Are you planning on dropping in? The workshop is somewhere in the middle of nowhere near Swindon.
Not sure how it will affect the AC but mainly it means your fans won't come on. Normal operation is on a cold morning with the system set to Auto, the fans don't start up until there is heat in the matrix so it doesn't blast you with cold air when you really want hot air. After a cold start you should hear the fans ramp up in speed as the temperature increases.
Looks fine, you've got the right sort of clips on the hose too.
StrangeRover wrote:
Do you think it will really take off in the coming years?
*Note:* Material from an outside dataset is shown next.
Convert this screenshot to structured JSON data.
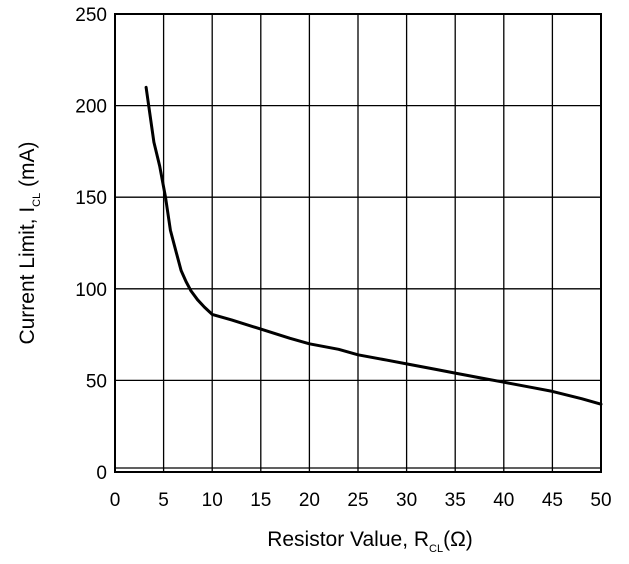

Bloody well hope not, they'll start upping the duty on it then. Seriously, an awful lot of more modern cars either can't be or are very expensive to convert as they use direct injection so that will restrict take up. There's far more out there than official figures suggest. DVLA records show somewhere in the region of 150,000 LPG cars on the road yet I've owned a Saab, a Range Rover Classic and 3 p38s, all on LPG but only one had it shown on the V5, all the others just showed petrol. So in reality, there's probably in excess of 500,000 of us running on it. As long as we keep buying it, then filling stations will keep selling it. There's one filling station near me that is supplied by Flogas. I can go to the Flogas depot and pay 54p per litre yet if I go to the garage down the road, it'll cost me 64.9p a litre. Now you aren't going to tell me that Flogas charge a garage that is buying thousands of litres a time the same 54p a litre as they charge me to fill my tank with 60 odd litres. So that garage is making over 10p for every litre they sell, far more than they make on petrol. So why shouldn't they continue selling it?
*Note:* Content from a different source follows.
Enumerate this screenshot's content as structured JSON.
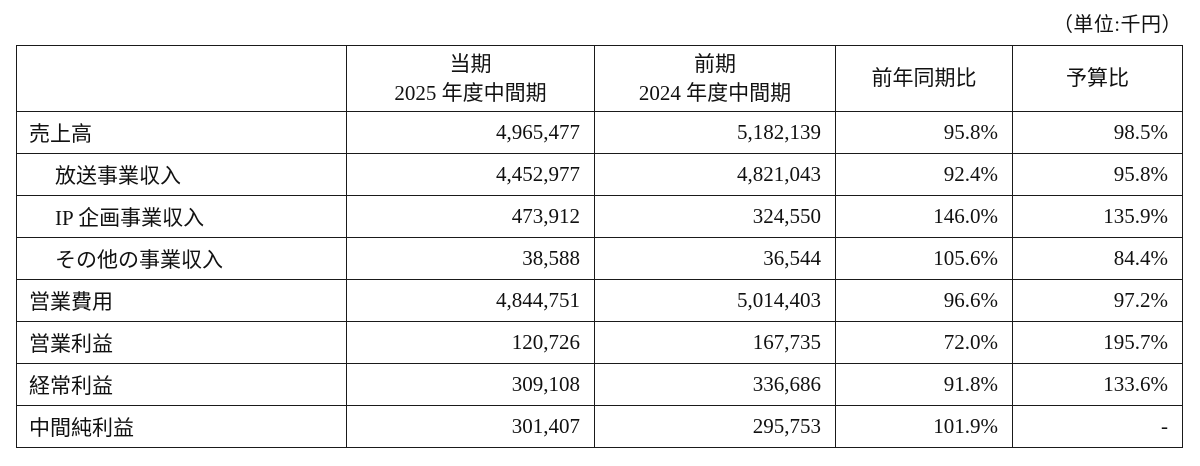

Yeah, by a long way. The Saab only had 253,000 on it when I sold it. I learnt a lot from that as it was my first LPG car. Considering I only paid £160 on eBay for it, and then ran it for 3 years (including driving it to Russia and back twice) it didn't do bad.
None. Pull the pipes, fit the U union and top up the dribble that you lost.
It's entirely possible but as mentioned the tank must be at least a certain distance (I think it is 5m) from buildings and the property boundary. Not that much of a problem if you live out in the sticks and I see tanks in people's gardens quite regularly in places like Norfolk where mains gas isn't available. Gas for home use such as heating and cooking, requires vapour so comes off an outlet on the top of the tank but to run your car you need liquid so you need a tank with a bottom take off too and then a pump to get it into your tank. You buy the bulk gas from your preferred supplier (although a lot won't fill a tank that they didn't supply or you don't hire from them) and use a meter to accurately inform HMRC how much you are using in your car so they can send you a bill for the Road Fuel Duty. If you can get it at the right price, it's worth doing but it isn't cheap to get set up in the first place, you're looking at around £2k for a suitable pump to start with. I came across a rural taxi company a few years ago that had 5 cars all running on LPG so the owner had his own tank and filling point for convenience. Due to the amount he was using he was getting a good deal on his gas too.
Blimey, you've got the lesser spotted battery cover (and a bolt missing from the RH bonnet latch.....).
The silicon hose is the same outside diameter as the original bits of rubber hose on each end of the brittle plastic pipe. I can't remember what year your car is but on the pre 99 GEMS, it is too fat to follow exactly the same route as the original where it goes under the alternator so I've routed mine behind it instead. It also has the advantage that it doesn't set rock hard like the original. I have never been able to pull the short hose off the top of the inlet manifold as it seems to weld itself on but the silicon stays nice and flexible.